Вскоре после их отъезда нашу каюту посетили два нахала, по внешности сильно напоминавших бейлифов от шерифа или, скорее, от гофмаршала. Один из них, в особенности, напустив на себя необыкновенную грубость и наглость, вошел без всяких церемоний, не снимая шляпы с широким золотым галуном, лихо, по-военному, заломленной на голове. Чернильный рожок в петлице и пачка бумаг в руке достаточно ясно сказали мне, кто он такой, и я спросил его, не служат ли он и его спутник на таможне; он ответил не без чопорности, что так оно и есть, словно уверенный в том, что эта весть приведет задавшего вопрос в священный трепет и прекратит дальнейшие расспросы; я же, напротив, тотчас спросил, какую должность он исполняет на таможне, и, получив от его спутника ответ (хорошо помню), что сей джентльмен – якорный смотритель, возразил, что якорный смотритель – это вполне возможно, но джентльменом он быть не может, ибо ни один человек, имеющий право на это звание, не ворвется в комнату, где сидит дама, не извинившись и даже не сняв шляпы.
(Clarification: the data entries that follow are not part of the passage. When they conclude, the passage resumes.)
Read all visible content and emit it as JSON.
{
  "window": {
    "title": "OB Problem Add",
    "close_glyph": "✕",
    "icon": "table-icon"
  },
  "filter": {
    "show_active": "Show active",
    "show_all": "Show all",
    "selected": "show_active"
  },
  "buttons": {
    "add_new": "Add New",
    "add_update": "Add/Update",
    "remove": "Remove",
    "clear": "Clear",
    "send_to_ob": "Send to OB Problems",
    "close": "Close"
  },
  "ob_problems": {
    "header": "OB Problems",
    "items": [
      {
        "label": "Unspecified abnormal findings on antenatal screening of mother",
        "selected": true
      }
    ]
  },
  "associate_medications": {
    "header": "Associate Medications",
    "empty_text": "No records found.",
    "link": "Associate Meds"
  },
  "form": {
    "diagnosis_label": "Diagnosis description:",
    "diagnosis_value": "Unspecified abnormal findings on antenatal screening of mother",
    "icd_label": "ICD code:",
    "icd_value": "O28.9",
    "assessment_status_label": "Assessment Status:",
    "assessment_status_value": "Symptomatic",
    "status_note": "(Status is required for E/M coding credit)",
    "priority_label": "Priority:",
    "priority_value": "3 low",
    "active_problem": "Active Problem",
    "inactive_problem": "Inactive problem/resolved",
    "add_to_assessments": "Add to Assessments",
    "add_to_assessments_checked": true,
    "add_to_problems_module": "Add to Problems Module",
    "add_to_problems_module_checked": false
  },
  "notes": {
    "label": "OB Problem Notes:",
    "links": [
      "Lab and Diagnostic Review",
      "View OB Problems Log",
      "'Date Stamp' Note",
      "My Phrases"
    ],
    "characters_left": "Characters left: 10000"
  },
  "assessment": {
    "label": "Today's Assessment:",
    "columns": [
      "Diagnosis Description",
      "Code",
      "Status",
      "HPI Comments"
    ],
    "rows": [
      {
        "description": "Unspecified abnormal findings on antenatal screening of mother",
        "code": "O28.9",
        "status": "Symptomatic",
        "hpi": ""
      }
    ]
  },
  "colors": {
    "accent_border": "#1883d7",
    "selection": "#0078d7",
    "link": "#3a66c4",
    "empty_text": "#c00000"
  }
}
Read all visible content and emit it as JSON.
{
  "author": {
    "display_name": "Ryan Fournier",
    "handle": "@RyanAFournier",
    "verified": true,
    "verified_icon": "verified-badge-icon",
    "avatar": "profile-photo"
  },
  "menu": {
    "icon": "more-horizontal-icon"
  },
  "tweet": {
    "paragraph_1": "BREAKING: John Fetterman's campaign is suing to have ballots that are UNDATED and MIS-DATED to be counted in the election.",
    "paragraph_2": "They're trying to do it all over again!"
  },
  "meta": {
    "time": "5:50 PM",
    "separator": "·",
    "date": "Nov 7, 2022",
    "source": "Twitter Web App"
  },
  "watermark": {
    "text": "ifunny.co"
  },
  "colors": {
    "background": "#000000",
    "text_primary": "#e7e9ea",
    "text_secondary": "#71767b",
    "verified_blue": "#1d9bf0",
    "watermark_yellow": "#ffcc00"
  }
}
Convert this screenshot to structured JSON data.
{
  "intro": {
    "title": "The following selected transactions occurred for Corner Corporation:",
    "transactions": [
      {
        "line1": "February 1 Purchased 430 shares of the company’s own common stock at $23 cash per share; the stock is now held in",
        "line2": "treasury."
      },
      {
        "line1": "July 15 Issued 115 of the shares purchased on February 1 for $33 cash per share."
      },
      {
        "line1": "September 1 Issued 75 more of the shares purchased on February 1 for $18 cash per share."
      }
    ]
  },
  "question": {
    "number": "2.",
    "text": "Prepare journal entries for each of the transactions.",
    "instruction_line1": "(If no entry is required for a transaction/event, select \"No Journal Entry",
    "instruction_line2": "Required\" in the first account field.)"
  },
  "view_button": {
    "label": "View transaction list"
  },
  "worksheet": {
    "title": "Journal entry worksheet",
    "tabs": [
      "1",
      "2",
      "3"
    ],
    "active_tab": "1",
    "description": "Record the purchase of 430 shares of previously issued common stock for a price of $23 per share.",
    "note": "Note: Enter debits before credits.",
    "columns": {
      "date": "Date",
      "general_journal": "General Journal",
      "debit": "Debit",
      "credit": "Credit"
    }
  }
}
Тут он обнажил голову, а шляпу положил на стол и попросил прощения, свалив вину на своего спутника, который, мол, должен был его предупредить, что в нижней каюте едут знатные люди. Я сказал ему, что он мог определить по нашему внешнему виду (это, пожалуй, было некоторым преувеличением), что перед ним джентльмен и леди, и что это ему урок: вести себя как можно учтивее, хотя мы люди не знатные и не знаменитые. А впрочем, сказал я, так как он, видимо, осознал свою ошибку и просил прощения, леди разрешит ему, буде он захочет, снова надеть шляпу. От этого он отказался не слишком вежливо, и мне стало ясно, что, если я снизойду до большей мягкости, он тут же снова станет грубее.
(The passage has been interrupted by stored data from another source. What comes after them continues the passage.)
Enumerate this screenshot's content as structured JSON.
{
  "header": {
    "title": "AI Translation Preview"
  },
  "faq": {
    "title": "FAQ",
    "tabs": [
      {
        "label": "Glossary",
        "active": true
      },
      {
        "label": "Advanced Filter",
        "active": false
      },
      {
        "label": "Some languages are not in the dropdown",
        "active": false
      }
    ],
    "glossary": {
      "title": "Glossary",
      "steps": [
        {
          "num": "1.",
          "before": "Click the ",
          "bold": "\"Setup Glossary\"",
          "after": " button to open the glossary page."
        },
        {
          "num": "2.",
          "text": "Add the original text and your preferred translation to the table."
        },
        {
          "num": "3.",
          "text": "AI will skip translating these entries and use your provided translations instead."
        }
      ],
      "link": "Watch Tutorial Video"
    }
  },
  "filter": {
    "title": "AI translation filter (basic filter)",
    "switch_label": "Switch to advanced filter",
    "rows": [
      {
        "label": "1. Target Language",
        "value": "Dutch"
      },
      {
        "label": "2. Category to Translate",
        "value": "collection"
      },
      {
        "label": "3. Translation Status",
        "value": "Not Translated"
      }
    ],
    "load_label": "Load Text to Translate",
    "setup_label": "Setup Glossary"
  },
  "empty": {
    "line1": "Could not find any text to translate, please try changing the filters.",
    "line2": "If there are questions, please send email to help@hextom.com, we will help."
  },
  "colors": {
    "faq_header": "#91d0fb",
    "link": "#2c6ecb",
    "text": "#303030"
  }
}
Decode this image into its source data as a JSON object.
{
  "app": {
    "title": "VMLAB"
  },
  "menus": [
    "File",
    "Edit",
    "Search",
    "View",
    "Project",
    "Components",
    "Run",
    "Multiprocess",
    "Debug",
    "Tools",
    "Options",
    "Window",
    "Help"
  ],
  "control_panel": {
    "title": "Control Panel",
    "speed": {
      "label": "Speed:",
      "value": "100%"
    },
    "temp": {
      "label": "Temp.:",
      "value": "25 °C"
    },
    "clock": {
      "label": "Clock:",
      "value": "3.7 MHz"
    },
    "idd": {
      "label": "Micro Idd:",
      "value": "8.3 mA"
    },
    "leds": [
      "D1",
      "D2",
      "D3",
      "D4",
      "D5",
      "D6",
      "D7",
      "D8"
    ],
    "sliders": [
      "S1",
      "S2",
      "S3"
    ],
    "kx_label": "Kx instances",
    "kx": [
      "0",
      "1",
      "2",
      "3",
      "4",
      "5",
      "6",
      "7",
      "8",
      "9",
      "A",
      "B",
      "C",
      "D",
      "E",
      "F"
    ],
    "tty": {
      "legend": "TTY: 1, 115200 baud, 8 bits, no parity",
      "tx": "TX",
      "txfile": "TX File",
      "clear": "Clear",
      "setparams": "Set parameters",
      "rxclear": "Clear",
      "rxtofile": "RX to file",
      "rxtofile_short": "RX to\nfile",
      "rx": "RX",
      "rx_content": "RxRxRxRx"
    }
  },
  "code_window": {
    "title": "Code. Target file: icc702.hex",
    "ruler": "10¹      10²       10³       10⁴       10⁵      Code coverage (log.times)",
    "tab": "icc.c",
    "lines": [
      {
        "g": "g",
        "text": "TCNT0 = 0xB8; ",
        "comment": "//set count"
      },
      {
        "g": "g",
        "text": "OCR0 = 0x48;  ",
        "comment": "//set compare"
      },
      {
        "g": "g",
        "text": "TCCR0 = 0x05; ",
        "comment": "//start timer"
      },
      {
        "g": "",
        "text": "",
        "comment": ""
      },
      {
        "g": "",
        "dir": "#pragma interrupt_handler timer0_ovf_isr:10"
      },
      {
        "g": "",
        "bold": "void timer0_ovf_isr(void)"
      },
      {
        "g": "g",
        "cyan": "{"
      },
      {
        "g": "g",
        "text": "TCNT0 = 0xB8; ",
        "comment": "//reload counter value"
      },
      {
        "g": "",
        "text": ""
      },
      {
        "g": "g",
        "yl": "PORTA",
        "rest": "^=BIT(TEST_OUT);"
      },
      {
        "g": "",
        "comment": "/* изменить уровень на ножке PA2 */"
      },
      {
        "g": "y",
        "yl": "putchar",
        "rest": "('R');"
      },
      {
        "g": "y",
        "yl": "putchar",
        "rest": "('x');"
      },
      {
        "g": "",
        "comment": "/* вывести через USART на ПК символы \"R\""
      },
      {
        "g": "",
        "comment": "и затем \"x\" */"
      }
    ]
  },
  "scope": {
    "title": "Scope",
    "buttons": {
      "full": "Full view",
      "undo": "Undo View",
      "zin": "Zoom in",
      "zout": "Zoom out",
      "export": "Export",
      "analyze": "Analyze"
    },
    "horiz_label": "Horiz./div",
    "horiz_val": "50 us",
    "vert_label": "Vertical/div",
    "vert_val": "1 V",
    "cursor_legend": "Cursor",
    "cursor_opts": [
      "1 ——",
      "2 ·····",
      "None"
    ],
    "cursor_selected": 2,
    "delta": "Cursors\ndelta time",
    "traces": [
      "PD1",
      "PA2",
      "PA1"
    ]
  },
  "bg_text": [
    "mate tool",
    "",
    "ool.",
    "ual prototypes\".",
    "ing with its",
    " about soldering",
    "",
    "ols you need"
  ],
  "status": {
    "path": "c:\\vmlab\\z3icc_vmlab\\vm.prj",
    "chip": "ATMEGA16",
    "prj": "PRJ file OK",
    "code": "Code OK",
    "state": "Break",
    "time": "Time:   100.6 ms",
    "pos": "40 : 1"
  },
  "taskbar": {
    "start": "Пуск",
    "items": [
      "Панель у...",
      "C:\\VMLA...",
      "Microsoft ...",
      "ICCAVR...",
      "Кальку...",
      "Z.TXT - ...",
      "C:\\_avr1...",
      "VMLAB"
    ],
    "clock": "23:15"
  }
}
И я опять поймал себя на мысли, выражать которую мне уже не раз приходилось, что в природе нет ничего несуразнее, чем любая форма власти при низком уровне ума и способностей, и что нет ничего более плачевного, чем отсутствие правды в шутливом рассуждении Платона, когда он говорит нам: «Сатурн, хорошо знающий дела людские, дал нам царей и правителей не человеческого, а божественного происхождения; как мы не делаем ни овчаров из овец, ни быкопасов из быков, ни козопасов из коз, но ставим над ними надсмотрщиков из своей среды, как лучше приспособленных управлять ими, так же точно божественной любовью над нами поставлены демоны, как существа более высокого порядка, чем люди; не особо утруждая себя, они могли бы направлять наши дела и устанавливать мир, скромность, свободу и справедливость; раз и навсегда устранив все причины раздоров, могли бы довершить счастье рода человеческого. Пока что можно, не отступая от правды, сказать следующее: во всех государствах, где правит только человек, без божественной помощи, ничего не найти, кроме тяжелого труда и несчастья.
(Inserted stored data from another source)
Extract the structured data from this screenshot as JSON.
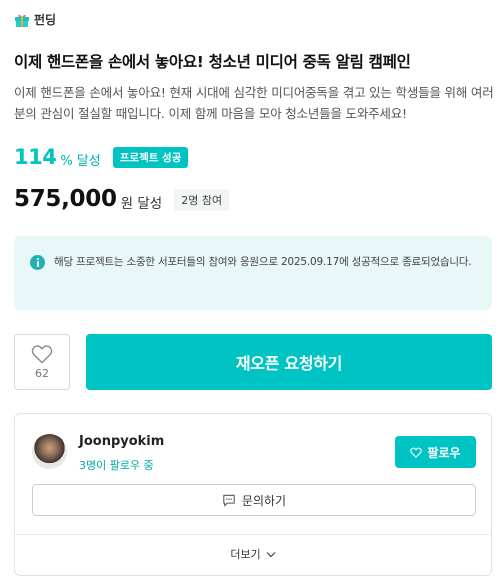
{
  "category": {
    "icon": "gift-icon",
    "label": "펀딩"
  },
  "project": {
    "title": "이제 핸드폰을 손에서 놓아요! 청소년 미디어 중독 알림 캠페인",
    "summary": "이제 핸드폰을 손에서 놓아요! 현재 시대에 심각한 미디어중독을 겪고 있는 학생들을 위해 여러분의 관심이 절실할 때입니다. 이제 함께 마음을 모아 청소년들을 도와주세요!"
  },
  "progress": {
    "rate": "114",
    "rate_unit": "% 달성",
    "rate_value": 1.14,
    "status_badge": "프로젝트 성공"
  },
  "funding": {
    "amount": "575,000",
    "amount_unit": "원 달성",
    "participants": "2명 참여"
  },
  "notice": {
    "icon": "info-icon",
    "text": "해당 프로젝트는 소중한 서포터들의 참여와 응원으로 2025.09.17에 성공적으로 종료되었습니다."
  },
  "actions": {
    "like_icon": "heart-outline-icon",
    "like_count": "62",
    "main_label": "재오픈 요청하기"
  },
  "maker": {
    "name": "Joonpyokim",
    "followers_text": "3명이 팔로우 중",
    "follow_label": "팔로우",
    "inquiry_label": "문의하기",
    "more_label": "더보기"
  },
  "colors": {
    "accent": "#00c4c4",
    "notice_bg": "#e8f7f7",
    "text_primary": "#111111"
  }
}
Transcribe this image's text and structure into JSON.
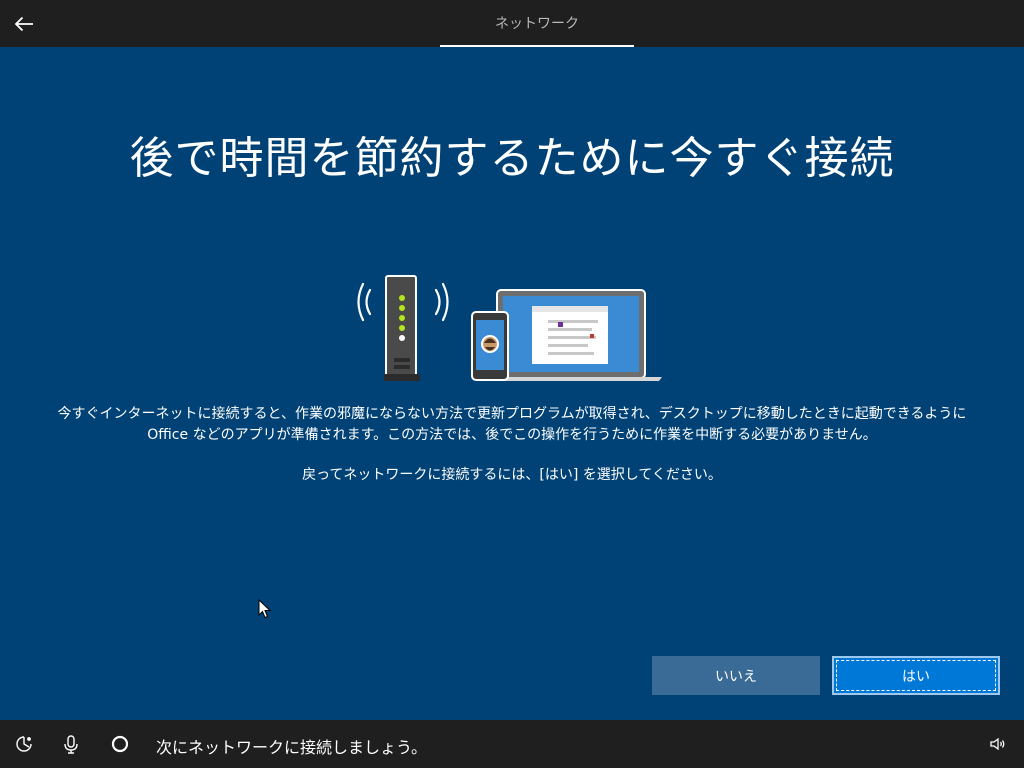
{
  "header": {
    "tab_label": "ネットワーク"
  },
  "main": {
    "title": "後で時間を節約するために今すぐ接続",
    "body": "今すぐインターネットに接続すると、作業の邪魔にならない方法で更新プログラムが取得され、デスクトップに移動したときに起動できるように Office などのアプリが準備されます。この方法では、後でこの操作を行うために作業を中断する必要がありません。",
    "instruction": "戻ってネットワークに接続するには、[はい] を選択してください。",
    "illustration_icon": "router-phone-laptop-illustration"
  },
  "actions": {
    "no_label": "いいえ",
    "yes_label": "はい"
  },
  "bottom_bar": {
    "narrator_text": "次にネットワークに接続しましょう。",
    "icons": [
      "accessibility-icon",
      "microphone-icon",
      "cortana-icon",
      "volume-icon"
    ]
  },
  "colors": {
    "background": "#004275",
    "bar": "#1f1f1f",
    "accent": "#0078d7",
    "secondary_button": "#3a6a96"
  }
}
Все вышеизложенное может, по крайней мере, подсказать нам, как, при величайшем желании, следовать Сатурнову установлению; принимая любую помощь от нашей бессмертной сути, оставаясь ей строго послушными, мы должны строить и личную свою экономию, и общественную политику, руководствуясь ее диктатами. Распорядившись таким образом нашей бессмертной душой, мы должны установить закон и назвать его законом. Но если правление сосредоточено в руках одного человека, или немногих, или многих и если правитель или правители начнут предаваться неудержимой погоне за дичайшими удовольствиями или желаниями, неспособные сдержать никакую страсть, одержимые ненасытной дурной болезнью; если они будут пытаться править и в то же время будут попирать все законы, у несчастных людей не останется никаких средств уцелеть» (Plato, «de Leg.», lib. 4, d 713 – с 714, edit. Serrani[58]).

Правда, Платон здесь говорит о самой высшей суверенной власти в государстве; но правда и то, что его наблюдение можно обобщить и применить ко всем более низким уровням власти; в самом деле, каждый подчиненный уровень непосредственно вытекает из более высокого, и, в равной степени защищенный тою же силой и освященный тем же авторитетом, он равно опасен для благоденствия субъекта.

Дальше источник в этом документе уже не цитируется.